Fathom: The Source for Online Learning  
 
Help About Us Course Directory
Browse Fathom


 
 
 
Unlocking Cryptography
From: Columbia University | By: Deane Yang

EDITOR'S INTRODUCTION | Ever send an encrypted e-mail to a friend? Or wonder why your credit-card number on Amazon.com is actually safe? Deane Yang, professor of mathematics at Polytechnic University and a former postdoctoral associate at Columbia University, investigates the ins and outs of electronic security--the codes that place virtual walls around our most trusted information. The surprise: The success of one of the most sophisticated tools in use today relies on the basic arithmetic you learned in grade school.

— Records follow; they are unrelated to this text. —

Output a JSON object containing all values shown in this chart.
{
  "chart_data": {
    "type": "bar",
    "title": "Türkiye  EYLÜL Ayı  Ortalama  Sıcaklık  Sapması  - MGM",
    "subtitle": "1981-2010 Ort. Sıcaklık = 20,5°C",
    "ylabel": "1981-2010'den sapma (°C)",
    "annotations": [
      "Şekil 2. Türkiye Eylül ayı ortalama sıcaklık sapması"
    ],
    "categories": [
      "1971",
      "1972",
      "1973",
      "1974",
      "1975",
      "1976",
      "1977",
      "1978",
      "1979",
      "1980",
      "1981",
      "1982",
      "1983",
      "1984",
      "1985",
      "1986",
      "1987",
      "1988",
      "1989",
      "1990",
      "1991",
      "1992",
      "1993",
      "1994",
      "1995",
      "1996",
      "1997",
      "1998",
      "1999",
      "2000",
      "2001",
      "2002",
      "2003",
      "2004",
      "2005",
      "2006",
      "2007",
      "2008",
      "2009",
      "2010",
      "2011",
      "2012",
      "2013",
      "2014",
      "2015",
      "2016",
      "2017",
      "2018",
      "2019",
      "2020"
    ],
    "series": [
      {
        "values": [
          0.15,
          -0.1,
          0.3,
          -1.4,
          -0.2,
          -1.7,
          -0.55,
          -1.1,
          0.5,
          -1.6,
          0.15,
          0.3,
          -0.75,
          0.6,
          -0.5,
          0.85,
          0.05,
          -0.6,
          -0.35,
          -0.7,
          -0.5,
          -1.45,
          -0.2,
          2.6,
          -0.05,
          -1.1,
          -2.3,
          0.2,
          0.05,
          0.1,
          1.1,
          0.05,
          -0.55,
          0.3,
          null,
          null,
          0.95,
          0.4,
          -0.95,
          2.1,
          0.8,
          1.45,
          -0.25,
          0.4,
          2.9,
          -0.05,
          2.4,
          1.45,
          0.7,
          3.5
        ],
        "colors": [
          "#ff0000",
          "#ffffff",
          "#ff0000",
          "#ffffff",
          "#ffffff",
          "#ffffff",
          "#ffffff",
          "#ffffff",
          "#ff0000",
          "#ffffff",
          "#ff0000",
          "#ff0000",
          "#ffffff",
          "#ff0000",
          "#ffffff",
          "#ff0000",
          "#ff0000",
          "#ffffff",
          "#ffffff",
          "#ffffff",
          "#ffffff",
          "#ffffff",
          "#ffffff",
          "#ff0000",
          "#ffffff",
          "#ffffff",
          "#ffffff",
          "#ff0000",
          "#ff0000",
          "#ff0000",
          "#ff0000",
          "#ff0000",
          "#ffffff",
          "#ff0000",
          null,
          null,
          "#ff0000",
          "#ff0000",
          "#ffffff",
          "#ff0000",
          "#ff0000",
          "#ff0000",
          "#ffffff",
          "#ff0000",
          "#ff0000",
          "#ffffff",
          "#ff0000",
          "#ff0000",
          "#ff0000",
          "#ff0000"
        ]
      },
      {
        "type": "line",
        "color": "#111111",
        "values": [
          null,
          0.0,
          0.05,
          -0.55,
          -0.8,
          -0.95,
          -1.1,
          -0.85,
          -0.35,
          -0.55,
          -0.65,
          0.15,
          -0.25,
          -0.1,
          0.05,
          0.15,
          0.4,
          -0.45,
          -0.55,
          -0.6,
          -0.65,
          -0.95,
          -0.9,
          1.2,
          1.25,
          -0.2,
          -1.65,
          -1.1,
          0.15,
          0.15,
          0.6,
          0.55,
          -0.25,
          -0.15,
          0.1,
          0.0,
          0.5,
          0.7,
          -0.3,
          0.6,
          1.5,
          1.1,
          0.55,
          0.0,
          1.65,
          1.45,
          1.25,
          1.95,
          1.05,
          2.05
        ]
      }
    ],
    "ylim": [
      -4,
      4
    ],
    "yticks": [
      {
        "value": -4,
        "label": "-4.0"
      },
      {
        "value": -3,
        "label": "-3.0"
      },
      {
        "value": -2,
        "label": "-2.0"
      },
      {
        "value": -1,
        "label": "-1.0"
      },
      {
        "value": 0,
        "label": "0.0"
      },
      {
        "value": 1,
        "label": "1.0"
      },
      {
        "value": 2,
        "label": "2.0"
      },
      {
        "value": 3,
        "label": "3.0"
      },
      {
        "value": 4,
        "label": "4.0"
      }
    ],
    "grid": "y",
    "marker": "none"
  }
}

ou're an aspiring evil genius looking for a way to take over the world, steal a lot of money, or just create a lot of havoc. What's the easiest way to do this with a minimum of bloodshed?


Figure out how to factor a number really quickly.


You might remember learning about factoring numbers back in elementary school. Factoring a number is like multiplication in reverse. For example, to factor a number--say, 105--just find two smaller numbers that create 105 when you multiply them together.


Here, it's not hard to see that: 105 = 5 x 21. The numbers 5 and 21 are called factors. To factor a number completely, factor each of the factors and keep going until you can't go any further. Here, you can factor 21 as 3 x 7, so 105 = 3 x 5 x 7.


None of the factors--3, 5 and 7--can be factored into smaller whole numbers. They are called primes, numbers that can't be factored into anything other than one and the number itself. The expression 3 x 5 x 7 is called the prime factorization of the number 105.


Now, suppose you found a way to factor, say, 200-digit numbers quickly. What could you do then?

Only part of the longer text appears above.